Sunday, 18 February 2018

Melrose / GKN bid arbitrage: like flies round...

The Melrose bid for GKN is currently subject to a lot of scrutiny, and is actively being campaigned against by Unite.

What hasn't attracted much scrutiny so far (as far as I am aware) is the extent of speculative activity that is occurring, and as such is affecting the share ownership of both companies involved in the bid. As many people are probably aware, M&A has become quite fertile territory for "event driven" hedge funds, who look to skim off value based on their expectations of how deals usually play out.

Very simply, when there is a bid it is typical for shares in the acquirer to under perform (this could reflect the cost of the acquisition, but perhaps also expectations about how it will play out). On the other side, obviously shares in the target are pushed up when the likely offer is known, but may not totally capture the premium to the pre-bid price because of uncertainty as to whether the bid will be successful. So you will often find some investors are on both sides of the bid - short the acquirer, long the target.

This is happening with Melrose / GKN. The disclosed short interest in Melrose is now over 10%.

To be honest, I've never really followed these trades closely, so I don't know if having 10% of your shares shorted is particularly out of the ordinary. But it does represent a substantial chunk of money that has an interest in the bid going ahead, and being value destructive for Melrose.

Of those that are shorting Melrose, I can already see two investors - AQR and Blackrock - that are also long in GKN (for completeness, Blackrock will also be long Melrose via index funds etc).

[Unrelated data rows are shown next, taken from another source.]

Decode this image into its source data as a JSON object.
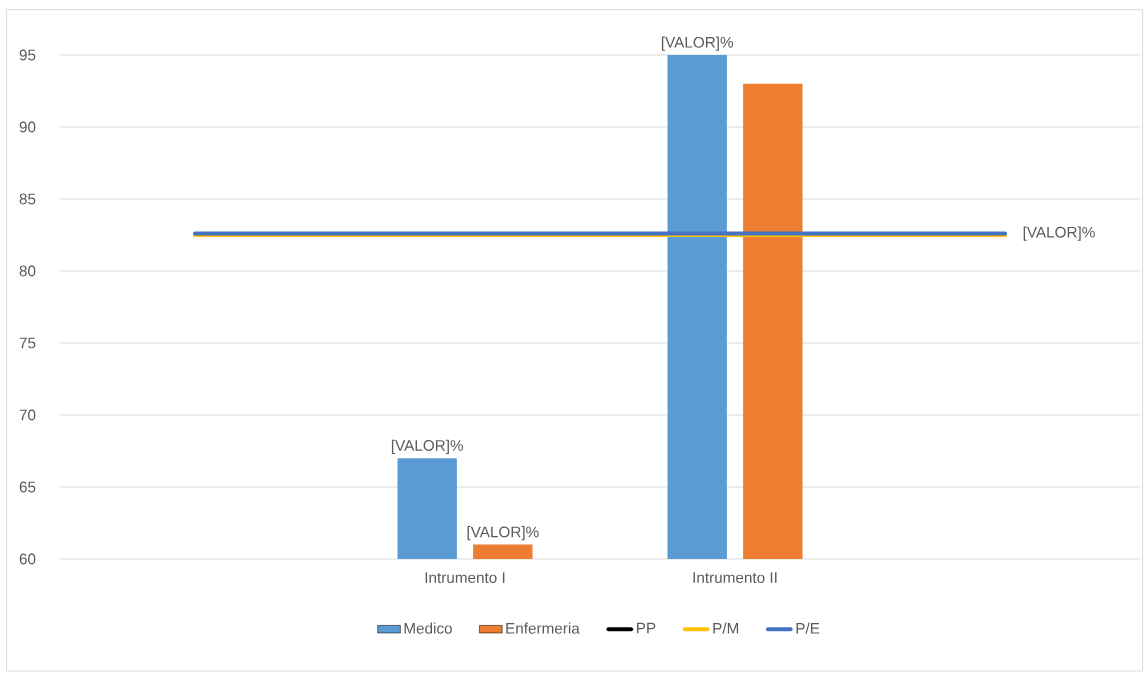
{
  "chart_data": {
    "type": "bar",
    "categories": [
      null,
      "Intrumento I",
      "Intrumento II",
      null
    ],
    "ylim": [
      60,
      95
    ],
    "yticks": [
      60,
      65,
      70,
      75,
      80,
      85,
      90,
      95
    ],
    "grid": "y",
    "legend": "bottom",
    "series": [
      {
        "name": "Medico",
        "color": "#5b9bd5",
        "values": [
          null,
          67,
          95,
          null
        ],
        "value_labels": [
          null,
          "[VALOR]%",
          "[VALOR]%",
          null
        ]
      },
      {
        "name": "Enfermeria",
        "color": "#ed7d31",
        "values": [
          null,
          61,
          93,
          null
        ],
        "value_labels": [
          null,
          "[VALOR]%",
          null,
          null
        ]
      },
      {
        "name": "PP",
        "type": "line",
        "color": "#000000",
        "values": [
          null,
          null,
          null,
          null
        ]
      },
      {
        "name": "P/M",
        "type": "line",
        "color": "#ffc000",
        "values": [
          82.5,
          82.5,
          82.5,
          82.5
        ]
      },
      {
        "name": "P/E",
        "type": "line",
        "color": "#4472c4",
        "values": [
          82.6,
          82.6,
          82.6,
          82.6
        ],
        "value_labels": [
          null,
          null,
          null,
          "[VALOR]%"
        ]
      }
    ]
  }
}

Meanwhile, we can also see the impact on the GKN share register. Just in the past few days both Merrill Lynch (Bank of America) and HSBC have disclosed holdings in the company of over 5% (HSBC now has over 6%). When you dig into the detail you can see two things. First, the large majority of this does not NOT relate to traditional asset management (in HSBCs case, it is very clear it is primarily the bank). Secondly, much of the holding in both cases is accounted for by equity swaps.

That means that there are other counter parties out there with an economic interest in the performance of GKN shares, but who have chosen not to (or were not able to) acquire shares. Quite possibly there are counter parties to those swaps that are shorting Melrose. And again we are talking quite a big proportion of GKN's ownership - over 11% - being tied up in these two positions alone.

There are a couple of things that interest me here. First, how do Merrill Lynch and HSBC decide how to respond to the bid? Have they ceded that decision to the counter parties? If so the future of GKN would in part be decided by investors that we can't even see. If not what is the basis of their own decision, and in whose interests is it taken?

Second, it does seem to demonstrate just how far modern capital market activities are away from any notion of "ownership" or "stewardship". A large proportion of the share ownership of both companies is accounted for by investors whose primary interest is in the event of the bid, rather than the future of the companies concerned.